Born in a privileged Colombian family and raised in France, Betancourt was the presidential candidate of a small, anti-corruption, pro-environment Colombian political party when she was kidnapped in 2002. She had boldly — or foolishly, some would say — decided to bring her campaign to FARC-controlled territory. Even Silence Has an End is an unforgettable epic of moral courage and human endurance.

Betancourt the candidate had fashioned herself as the conscience of Colombia's political class. As a hostage she was no different, pestering a series of rebel commanders and guards as they marched her from one rebel camp in the jungle to the next. "Human rights," one guerrilla spits back at her, "are a bourgeois concept."

Even Silence Has an End is remarkable for its mastery of several classic narrative forms. For starters, it's a tense, psychologically taut prison memoir. Then it becomes a woman-centered critique of Colombia's culture of political violence, as Betancourt is forced to observe, at close quarters, the demented, cocaine-funded movement the FARC has become.

Female guerrillas tell her sorrowful tales of forced "romances" with FARC leaders. The commanders speak of their humble beginnings in Colombian slums — and then boast of a mythical cave where the FARC is said to have hidden millions of dollars in drug profits.

But Even Silence Has an End is also an adventure story as Betancourt repeatedly attempts to escape through the Amazonian rain forest. Sometimes alone, and sometimes with fellow captives, she enters a "labyrinth of chlorophyll" where monkeys migrate on the treetops and red-eyed crocodiles swim in the rivers. The drama of these desperate treks for freedom rivals anything in that other great memoir written by a survivor of a South American tropical prison, Papillon, Henry Charriere's tale of his escape from Devil's Island.

Through it all Betancourt never fails to marvel in the weird beauty of the landscape that surrounds her. She leaves her wet boots to dry in the sun, and they're covered by a swarm of bees that leave them smelling like honey. When she tries the same thing with her underwear, ants devour and carry all the fabric away, one tiny piece of cotton at a time.

But more than anything, Even Silence Has an End is an account of one woman's struggle to avoid the "hibernation of my soul" as the prisoner of men who openly despised her. Against all odds, Betancourt leaves the jungle with the same principles with which she entered it: above all, a deep belief in compassion and human justice.

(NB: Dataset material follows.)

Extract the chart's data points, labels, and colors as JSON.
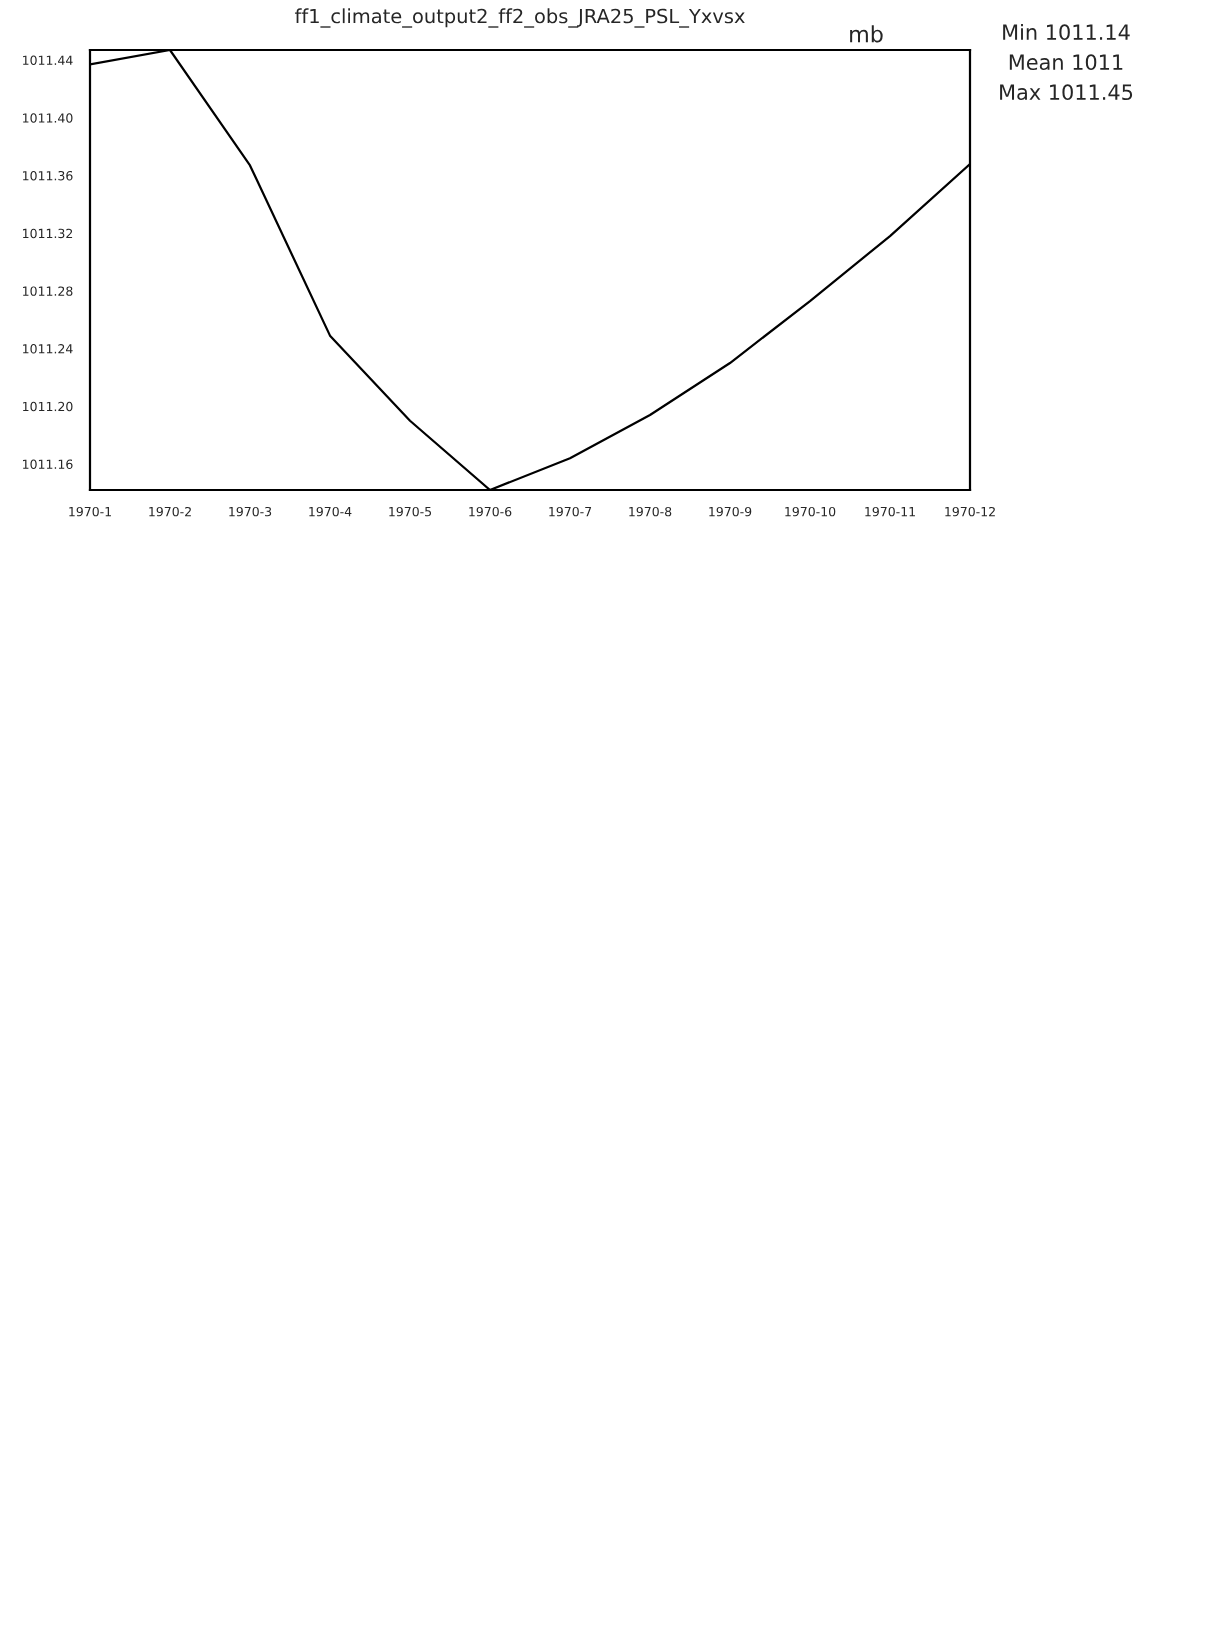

"Having lost my freedom and, with it, everything that mattered to me... I still had the most important freedom of all," she writes. "That was the freedom to choose the kind of person I wanted to be."

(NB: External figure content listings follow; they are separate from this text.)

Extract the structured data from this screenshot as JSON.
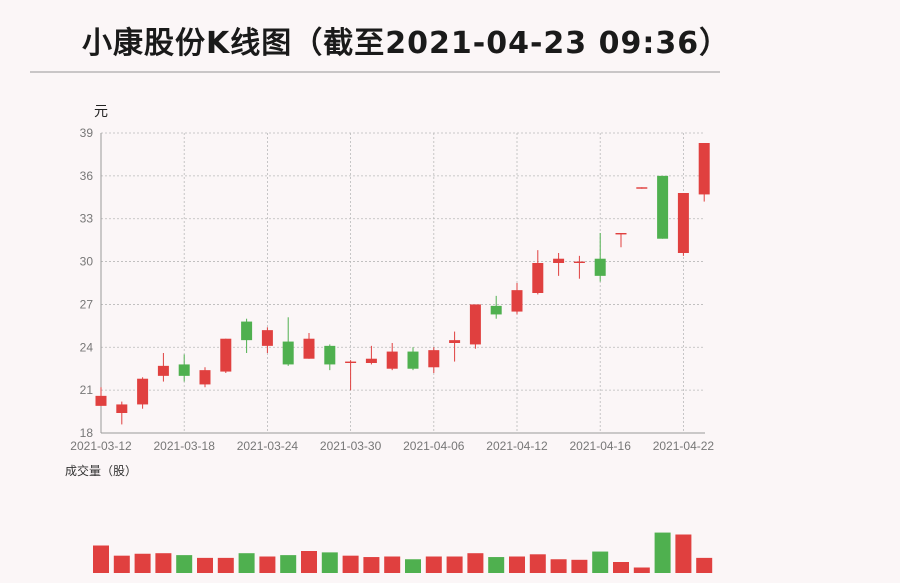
{
  "title": "小康股份K线图（截至2021-04-23 09:36）",
  "colors": {
    "up": "#e0403f",
    "down": "#4fb04f",
    "grid": "#b9b9b9",
    "axis": "#999999"
  },
  "chart_data": {
    "type": "candlestick",
    "title": "小康股份K线图（截至2021-04-23 09:36）",
    "ylabel": "元",
    "volume_label": "成交量（股）",
    "ylim": [
      18,
      39
    ],
    "yticks": [
      "18",
      "21",
      "24",
      "27",
      "30",
      "33",
      "36",
      "39"
    ],
    "xtick_labels": [
      "2021-03-12",
      "2021-03-18",
      "2021-03-24",
      "2021-03-30",
      "2021-04-06",
      "2021-04-12",
      "2021-04-16",
      "2021-04-22"
    ],
    "grid": true,
    "candles": [
      {
        "o": 19.9,
        "c": 20.6,
        "h": 21.2,
        "l": 19.9
      },
      {
        "o": 19.4,
        "c": 20.0,
        "h": 20.2,
        "l": 18.6
      },
      {
        "o": 20.0,
        "c": 21.8,
        "h": 21.9,
        "l": 19.7
      },
      {
        "o": 22.0,
        "c": 22.7,
        "h": 23.6,
        "l": 21.6
      },
      {
        "o": 22.8,
        "c": 22.0,
        "h": 23.5,
        "l": 21.6
      },
      {
        "o": 21.4,
        "c": 22.4,
        "h": 22.6,
        "l": 21.2
      },
      {
        "o": 22.3,
        "c": 24.6,
        "h": 24.6,
        "l": 22.2
      },
      {
        "o": 25.8,
        "c": 24.5,
        "h": 26.0,
        "l": 23.6
      },
      {
        "o": 24.1,
        "c": 25.2,
        "h": 25.4,
        "l": 23.6
      },
      {
        "o": 24.4,
        "c": 22.8,
        "h": 26.1,
        "l": 22.7
      },
      {
        "o": 23.2,
        "c": 24.6,
        "h": 25.0,
        "l": 23.2
      },
      {
        "o": 24.1,
        "c": 22.8,
        "h": 24.2,
        "l": 22.4
      },
      {
        "o": 22.9,
        "c": 23.0,
        "h": 23.1,
        "l": 21.0
      },
      {
        "o": 22.9,
        "c": 23.2,
        "h": 24.1,
        "l": 22.8
      },
      {
        "o": 22.5,
        "c": 23.7,
        "h": 24.3,
        "l": 22.4
      },
      {
        "o": 23.7,
        "c": 22.5,
        "h": 24.0,
        "l": 22.4
      },
      {
        "o": 22.6,
        "c": 23.8,
        "h": 24.0,
        "l": 22.2
      },
      {
        "o": 24.3,
        "c": 24.5,
        "h": 25.1,
        "l": 23.0
      },
      {
        "o": 24.2,
        "c": 27.0,
        "h": 27.0,
        "l": 23.9
      },
      {
        "o": 26.9,
        "c": 26.3,
        "h": 27.6,
        "l": 26.0
      },
      {
        "o": 26.5,
        "c": 28.0,
        "h": 28.5,
        "l": 26.3
      },
      {
        "o": 27.8,
        "c": 29.9,
        "h": 30.8,
        "l": 27.7
      },
      {
        "o": 29.9,
        "c": 30.2,
        "h": 30.6,
        "l": 29.0
      },
      {
        "o": 29.9,
        "c": 30.0,
        "h": 30.4,
        "l": 28.8
      },
      {
        "o": 30.2,
        "c": 29.0,
        "h": 32.0,
        "l": 28.6
      },
      {
        "o": 31.9,
        "c": 32.0,
        "h": 32.0,
        "l": 31.0
      },
      {
        "o": 35.1,
        "c": 35.2,
        "h": 35.2,
        "l": 35.1
      },
      {
        "o": 36.0,
        "c": 31.6,
        "h": 36.0,
        "l": 31.6
      },
      {
        "o": 30.6,
        "c": 34.8,
        "h": 34.8,
        "l": 30.4
      },
      {
        "o": 34.7,
        "c": 38.3,
        "h": 38.3,
        "l": 34.2
      }
    ],
    "volume": [
      1.0,
      0.63,
      0.7,
      0.72,
      0.65,
      0.55,
      0.55,
      0.72,
      0.6,
      0.65,
      0.8,
      0.75,
      0.63,
      0.58,
      0.6,
      0.5,
      0.6,
      0.6,
      0.72,
      0.58,
      0.6,
      0.68,
      0.5,
      0.48,
      0.78,
      0.4,
      0.2,
      1.47,
      1.4,
      0.55
    ]
  }
}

Were it not for the continuing controversy surrounding its author, Even Silence Has an End would likely be celebrated as one of the greatest Latin American memoirs ever written, a distinction it thoroughly deserves.

This July, however, two years after her rescue by the Colombian army — in an operation recounted breathlessly at the end of her book — Betancourt announced she would seek millions in compensation and damages from the Colombian government for failing to protect her during her 2002 presidential campaign.

Betancourt did that because holding the government accountable is the right thing to do. But to most Colombians this looked like a greedy and ungrateful act, and it effectively ended her political career.

Being stubborn and frank made Betancourt a resilient hostage and compelling witness to her own ordeal. Those same qualities, unfortunately, also make her a lousy politician.